Schon zweimal hat es in Italien in kritischen Situationen solche Übergangsregierungen gegeben, jedesmal wurde ein Wirtschaftsfachmann berufen, beide kamen von der Banca d’Italia: Carlo Azeglio Ciampi, der später Staatspräsident wurde, übernahm 1993 nach dem großen Schmiergeldskandal Tangentopoli die Regierungsgeschäfte, Lamberto Dini 1995. Sie reformierten das Wahlrecht, Dini realisierte eine Rentenreform. Eine „Techniker“-Regierung muss jedoch von den Parteien im Parlament getragen werden. Die Lega Nord betont seit Tagen, dass sie Neuwahlen favorisiert.

Das dritte und vierte Szenario sind kompliziert wie die gesamte italienische Innenpolitik. Entweder schafft es die Regierungskoalition, die verlorene Mehrheit ohne Berlusconi in den eigenen Reihen wieder zu vergrößern und Splitterparteien der Mitte einzubeziehen, um unter einem anderen Premier wieder regierungsfähig zu sein. Oder es wird eine überparteiliche Regierung der nationalen Einheit gebildet, eine Art große Koalition. Die könnte jedoch nicht allzu stabil sein.

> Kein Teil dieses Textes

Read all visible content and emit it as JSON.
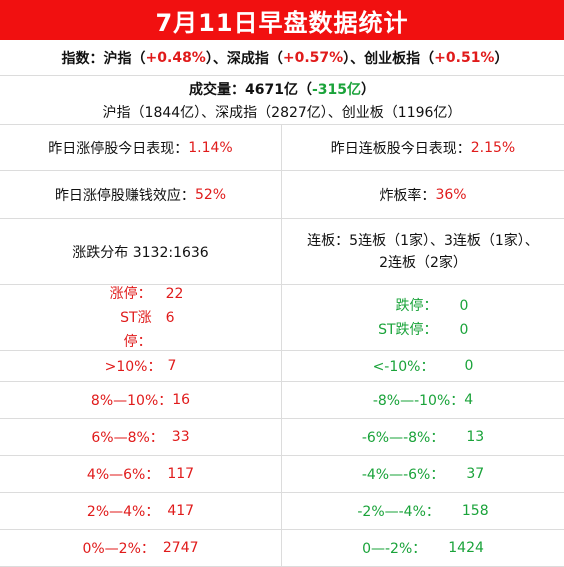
{
  "title": "7月11日早盘数据统计",
  "indices": {
    "label": "指数：",
    "sh_name": "沪指",
    "sh_val": "+0.48%",
    "sz_name": "深成指",
    "sz_val": "+0.57%",
    "cy_name": "创业板指",
    "cy_val": "+0.51%"
  },
  "volume": {
    "label": "成交量：",
    "total": "4671亿",
    "change": "-315亿",
    "detail": "沪指（1844亿）、深成指（2827亿）、创业板（1196亿）"
  },
  "stats": {
    "zt_today_label": "昨日涨停股今日表现：",
    "zt_today_val": "1.14%",
    "lb_today_label": "昨日连板股今日表现：",
    "lb_today_val": "2.15%",
    "zt_effect_label": "昨日涨停股赚钱效应：",
    "zt_effect_val": "52%",
    "zhaban_label": "炸板率：",
    "zhaban_val": "36%",
    "dist_label": "涨跌分布 3132:1636",
    "lianban_line1": "连板：5连板（1家）、3连板（1家）、",
    "lianban_line2": "2连板（2家）"
  },
  "limit": {
    "up_label": "涨停：",
    "up_val": "22",
    "st_up_label": "ST涨停：",
    "st_up_val": "6",
    "down_label": "跌停：",
    "down_val": "0",
    "st_down_label": "ST跌停：",
    "st_down_val": "0"
  },
  "ranges": [
    {
      "up_label": ">10%：",
      "up_val": "7",
      "down_label": "<-10%：",
      "down_val": "0"
    },
    {
      "up_label": "8%—10%：",
      "up_val": "16",
      "down_label": "-8%—-10%：",
      "down_val": "4"
    },
    {
      "up_label": "6%—8%：",
      "up_val": "33",
      "down_label": "-6%—-8%：",
      "down_val": "13"
    },
    {
      "up_label": "4%—6%：",
      "up_val": "117",
      "down_label": "-4%—-6%：",
      "down_val": "37"
    },
    {
      "up_label": "2%—4%：",
      "up_val": "417",
      "down_label": "-2%—-4%：",
      "down_val": "158"
    },
    {
      "up_label": "0%—2%：",
      "up_val": "2747",
      "down_label": "0—-2%：",
      "down_val": "1424"
    }
  ],
  "colors": {
    "header_bg": "#f11010",
    "up": "#e01b1b",
    "down": "#1aa33a"
  }
}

In jedem Fall hat bei einer Niederlage oder gar einem Rücktritt Berlusconis Italiens Staatspräsident Giogio Napoliano die Entscheidung in der Hand. Er kann das Parlament auflösen oder einen Kandidaten benennen, den er mit einer Regierungsbildung beauftragt. Italien steht bei den anderen Mitgliedern von Euroland in der Schuld: Seit das Land in den Strudel der Schuldenkrise geraten ist, werden die Bereitschaft zum Sparen und zu Strukturreformen erwartet.

Das im August beschlossene Sparpaket, das einen ausgeglichenen Staatshaushalt schon 2013 vorsieht und die Verankerung einer Schuldenbremse, muss noch umgesetzt werden. Eine Arbeitsmarkt- und eine Rentenreform hatte Berlusconi mit Rücksicht auf den Koalitionspartner Lega Nord nicht angepackt. Spätestens wenn er abtritt, dürften die Italiener aufwachen.